Soja, bois, viande, pétrole, cellulose, canne à sucre, minerai de fer – chacun de ces « complexes économiques » est un foyer de destruction du pays, de ses écosystèmes et de la déshumanisation des personnes qui l’habitent ; dans une société rationnelle leur survie ne devrait être envisagée que de manière subsidiaire. Ce sont des « complexes » liés à des processus d’expropriation qui forcent les populations misérables à les accepter parce qu’elles ont besoin de survivre. Cette structure économique (et de pouvoir), traitée par les économistes et le personnel politique progressiste comme une donnée à gérer, est une menace contre la survie de l’humanité, ainsi que nous le rappellent Eleutério Prado (15) et Luiz Marques (16). Au nom de l’innovation technologique considérée comme incontournable, ces « complexes » ont aussi introduit le pays dans la société de connexions algorithmiques, ce qui a défait l’effort méritoire des huit ans de gouvernement Lula pour formaliser les relations de travail. Et ces économistes et politiciens progressistes n’ont pas compris non plus que, dans la nouvelle base technologique du capitalisme, la dépendance internationale changeait de forme et que les échanges avec la Chine, depuis 2009 principal partenaire commercial de la Chine, aggravaient encore le rôle subalterne du pays dans la division internationale du travail. Une transition énergétique en Europe et aux États-Unis reposera sur l’élargissement de nouvelles zones de sacrifice néoextractiviste ici.
Le PT n’a jamais compris l’effondrement de l’Union soviétique et de son régime, ni la débâcle de la social-démocratie devenue « troisième voie », ni la disparition du « tiers-mondisme ». Il est resté bloqué dans la vision du monde unipolaire des années 1990, charriant l’illusion d’une Chine supposée socialiste. Il a favorisé, au nom d’une idéologie du progrès, tant le maintien de l’inertie de la prédation environnementale (la déforestation en Amazonie par l’expansion de l’agrobusiness !), que la production d’une nouvelle vaste classe encore plus amorphe de prolétaires « auto-entrepreneurs », réduits en esclavage par les plateformes et dirigés par les pasteurs néopentecôtistes.
Telle a été la fabrique du bolsonarisme parmi les pauvres et les classes moyennes décadentes qui assimilent l’idéologie individualiste, tombent dans les griffes des algorithmes des réseaux sociaux et finissent par reconstituer leur tissu de sociabilité au sein des églises évangéliques néopentecôtistes.

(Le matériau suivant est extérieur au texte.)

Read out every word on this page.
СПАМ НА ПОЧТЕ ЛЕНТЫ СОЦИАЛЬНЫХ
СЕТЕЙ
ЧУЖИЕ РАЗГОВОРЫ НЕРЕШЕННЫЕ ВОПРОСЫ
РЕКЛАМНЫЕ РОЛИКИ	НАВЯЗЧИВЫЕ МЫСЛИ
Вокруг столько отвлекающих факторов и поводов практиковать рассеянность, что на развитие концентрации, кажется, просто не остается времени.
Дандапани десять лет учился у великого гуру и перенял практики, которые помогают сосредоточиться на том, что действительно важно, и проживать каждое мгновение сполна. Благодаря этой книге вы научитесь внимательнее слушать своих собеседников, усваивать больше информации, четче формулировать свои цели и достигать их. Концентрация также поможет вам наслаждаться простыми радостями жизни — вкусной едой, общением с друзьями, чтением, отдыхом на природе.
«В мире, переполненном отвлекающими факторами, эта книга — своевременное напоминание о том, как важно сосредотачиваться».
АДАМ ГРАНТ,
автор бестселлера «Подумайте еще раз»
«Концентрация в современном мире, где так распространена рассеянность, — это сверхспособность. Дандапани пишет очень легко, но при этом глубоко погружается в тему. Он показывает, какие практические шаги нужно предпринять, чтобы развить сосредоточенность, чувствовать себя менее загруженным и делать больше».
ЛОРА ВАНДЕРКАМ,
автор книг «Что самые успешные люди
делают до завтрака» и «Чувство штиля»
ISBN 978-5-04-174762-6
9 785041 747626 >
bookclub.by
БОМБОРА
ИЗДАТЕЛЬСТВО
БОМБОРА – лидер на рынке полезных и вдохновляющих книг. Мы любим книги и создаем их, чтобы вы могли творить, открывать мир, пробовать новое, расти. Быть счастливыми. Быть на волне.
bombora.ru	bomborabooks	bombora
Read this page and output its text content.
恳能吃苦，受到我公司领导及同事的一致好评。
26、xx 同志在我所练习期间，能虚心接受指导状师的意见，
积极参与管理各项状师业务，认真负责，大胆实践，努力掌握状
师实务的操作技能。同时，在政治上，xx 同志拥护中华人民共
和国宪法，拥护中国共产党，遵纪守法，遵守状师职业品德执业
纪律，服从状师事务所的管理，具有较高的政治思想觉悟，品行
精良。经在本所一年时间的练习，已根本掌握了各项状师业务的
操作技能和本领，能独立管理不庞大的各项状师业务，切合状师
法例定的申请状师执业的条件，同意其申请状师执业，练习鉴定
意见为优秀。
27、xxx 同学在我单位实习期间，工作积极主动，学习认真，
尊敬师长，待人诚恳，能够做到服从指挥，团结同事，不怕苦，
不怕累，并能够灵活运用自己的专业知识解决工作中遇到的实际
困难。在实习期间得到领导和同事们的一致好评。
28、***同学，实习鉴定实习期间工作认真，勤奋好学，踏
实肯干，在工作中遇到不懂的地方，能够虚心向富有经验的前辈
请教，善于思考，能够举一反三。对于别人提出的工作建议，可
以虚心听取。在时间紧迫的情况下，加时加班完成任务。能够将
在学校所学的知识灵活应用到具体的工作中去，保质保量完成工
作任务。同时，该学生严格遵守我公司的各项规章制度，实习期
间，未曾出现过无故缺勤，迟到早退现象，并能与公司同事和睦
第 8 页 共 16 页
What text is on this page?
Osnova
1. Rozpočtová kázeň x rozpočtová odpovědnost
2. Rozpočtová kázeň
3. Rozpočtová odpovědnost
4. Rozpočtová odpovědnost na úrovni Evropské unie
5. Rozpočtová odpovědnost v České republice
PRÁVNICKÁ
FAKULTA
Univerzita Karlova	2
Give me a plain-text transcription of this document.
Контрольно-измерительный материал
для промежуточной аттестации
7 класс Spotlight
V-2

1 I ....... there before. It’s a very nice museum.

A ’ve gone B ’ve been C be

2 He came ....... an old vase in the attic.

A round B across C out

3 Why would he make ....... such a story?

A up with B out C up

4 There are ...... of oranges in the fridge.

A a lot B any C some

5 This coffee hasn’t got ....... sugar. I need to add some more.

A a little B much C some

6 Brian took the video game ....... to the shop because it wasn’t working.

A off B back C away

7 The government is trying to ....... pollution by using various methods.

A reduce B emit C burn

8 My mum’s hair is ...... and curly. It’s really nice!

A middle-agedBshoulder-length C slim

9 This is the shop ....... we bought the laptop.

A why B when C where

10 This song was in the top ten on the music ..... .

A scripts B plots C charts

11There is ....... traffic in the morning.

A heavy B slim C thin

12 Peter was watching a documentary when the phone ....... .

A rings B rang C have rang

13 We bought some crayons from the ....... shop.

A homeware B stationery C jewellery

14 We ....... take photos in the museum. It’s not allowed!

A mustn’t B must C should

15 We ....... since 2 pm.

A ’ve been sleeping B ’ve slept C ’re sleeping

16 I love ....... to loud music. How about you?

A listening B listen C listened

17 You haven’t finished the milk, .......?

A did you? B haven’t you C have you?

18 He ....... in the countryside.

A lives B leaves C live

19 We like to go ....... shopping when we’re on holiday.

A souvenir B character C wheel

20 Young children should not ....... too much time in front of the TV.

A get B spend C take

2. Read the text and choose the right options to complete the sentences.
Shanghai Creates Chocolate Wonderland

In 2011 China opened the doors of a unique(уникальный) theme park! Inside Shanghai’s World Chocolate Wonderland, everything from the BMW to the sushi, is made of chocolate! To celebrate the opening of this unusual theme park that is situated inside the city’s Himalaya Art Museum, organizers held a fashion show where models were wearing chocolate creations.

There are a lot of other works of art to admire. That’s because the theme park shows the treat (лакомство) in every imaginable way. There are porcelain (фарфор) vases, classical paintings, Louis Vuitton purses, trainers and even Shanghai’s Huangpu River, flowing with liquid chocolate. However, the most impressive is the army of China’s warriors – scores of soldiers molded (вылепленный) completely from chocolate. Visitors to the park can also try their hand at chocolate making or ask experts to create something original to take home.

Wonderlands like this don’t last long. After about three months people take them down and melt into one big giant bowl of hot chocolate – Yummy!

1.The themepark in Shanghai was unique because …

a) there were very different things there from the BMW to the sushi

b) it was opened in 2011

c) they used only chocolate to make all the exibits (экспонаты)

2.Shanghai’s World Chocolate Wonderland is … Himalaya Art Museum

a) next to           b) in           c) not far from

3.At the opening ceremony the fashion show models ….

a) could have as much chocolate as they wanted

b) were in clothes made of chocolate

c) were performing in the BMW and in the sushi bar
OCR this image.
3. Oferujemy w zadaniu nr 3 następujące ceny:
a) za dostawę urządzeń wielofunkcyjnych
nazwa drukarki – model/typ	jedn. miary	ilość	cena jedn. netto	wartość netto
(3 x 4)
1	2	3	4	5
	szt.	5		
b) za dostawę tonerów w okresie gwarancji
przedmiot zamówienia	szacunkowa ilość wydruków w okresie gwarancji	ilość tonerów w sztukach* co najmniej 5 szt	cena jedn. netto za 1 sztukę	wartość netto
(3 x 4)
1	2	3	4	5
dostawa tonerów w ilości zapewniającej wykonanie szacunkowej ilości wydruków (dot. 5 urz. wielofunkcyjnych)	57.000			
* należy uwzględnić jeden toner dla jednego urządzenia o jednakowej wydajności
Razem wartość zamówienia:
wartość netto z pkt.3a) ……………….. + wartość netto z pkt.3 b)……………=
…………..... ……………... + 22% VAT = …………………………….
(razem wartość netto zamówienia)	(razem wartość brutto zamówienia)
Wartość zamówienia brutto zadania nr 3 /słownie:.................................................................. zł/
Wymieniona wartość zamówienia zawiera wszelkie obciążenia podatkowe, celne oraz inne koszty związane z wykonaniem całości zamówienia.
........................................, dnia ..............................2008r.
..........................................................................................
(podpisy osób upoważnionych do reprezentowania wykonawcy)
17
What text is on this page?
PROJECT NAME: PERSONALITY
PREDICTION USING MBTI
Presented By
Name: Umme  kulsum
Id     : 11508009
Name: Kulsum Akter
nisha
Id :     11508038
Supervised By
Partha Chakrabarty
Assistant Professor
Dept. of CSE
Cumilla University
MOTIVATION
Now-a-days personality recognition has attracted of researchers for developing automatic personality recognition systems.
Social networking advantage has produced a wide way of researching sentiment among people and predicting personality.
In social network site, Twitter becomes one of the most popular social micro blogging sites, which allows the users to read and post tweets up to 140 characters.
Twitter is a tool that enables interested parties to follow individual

C’est faire preuve d’une grande myopie, presque de l’aveuglement, que de ne voir dans le néofascisme qu’un processus politico-idéologique, sans en apercevoir la base matérielle, ou de l’identifier en termes généraux avec le néolibéralisme. C’est ce que fait, malheureusement, Guilherme Boulos, qui tresse des louanges au gouvernement Lula pour avoir su « utiliser, comme peu l’ont fait, le boom du prix des commodities [matières premières], engendré par la croissance à deux chiffres du PIB chinois, pour impulser la croissance économique brésilienne » (17). Cette fabrique sociale de fascisation du Brésil par le biais de « l’inclusion par le marché » fonctionne toujours à pleine vapeur et rien n’indique qu’il y va y avoir maintenant une réponse du gouvernement d’union nationale.

 

Le Brésil dans un cercle vicieux


Lula et Alckmin travaillent avec le Tribunal suprême fédéral (STF) pour mettre fin à la crise de régime, cet interrègne chaotique ouvert en 2013. Mais ils ont besoin du Centrão, et bien plus qu’ils en avaient besoin en 2013, du fait des erreurs qu’ils ont commises et de l’espace qu’ils ont ouvert à la réaction. Dans le passé, Getúlio Vargas avait besoin des oligarchies agraires, qui bloquaient son projet national-industrialisant, une crise qui a culminé en 1954. Vargas gagna alors le bras de fer, en offrant sa propre vie (18), ce qui a permis au national-développementisme de survivre dix ans, jusqu’au coup d’État de 1964. Le gouvernement Lula est pris au piège, comme l’a analysé Jean Marc von der Weid dans une série d’articles (19). Paulo Arantes envisage ce dilemme avec précision dans un entretien récent (20) – il s’agit de gagner du temps –, ce qui a produit des réflexions stimulantes de Gabriel Feltran (21) et Bruno Cava (22).
Il ne s’agit pas de simples choix tactiques, ils s’enracinent dans la dynamique structurelle du régime depuis 1988, surdéterminée par les conflits mondiaux entre mondialisation néolibérale et nationalisme conservateur, qui forment le cadre où Bolsonaro ou Lula peuvent (re)devenir présidents du Brésil – des conflits dont l’épicentre est la crise de régime aux États-Unis et non les conflits géopolitiques. La politique de réformisme faible du PT, ancrée dans l’adhésion électorale de masses désorganisées devenues des clientèles des politiques publiques, dépend, depuis 2006, d’accords avec les secteurs oligarchiques ; elle ne peut ni formuler un projet de rupture ni faire appel à la mobilisation des masses. Ces deux tâches sont celles d’une gauche indépendante du « progressisme ». La gouvernance conservatrice voulant préserver le modèle économique, enchaîne le progressisme à un statu quo qu’on peut résumer à la défense du régime politique constitutionnellement établi. Cela ouvre un boulevard à l’extrême droite pour qu’elle reconstitue sa force politique comme expression (déformée) de l’anticonformisme social – qu’elle va diriger contre la démocratie libérale. Le destin du régime de cette « République nouvelle » se révèle structurellement instable dans les conditions critiques du capitalisme ouvertes depuis 2008.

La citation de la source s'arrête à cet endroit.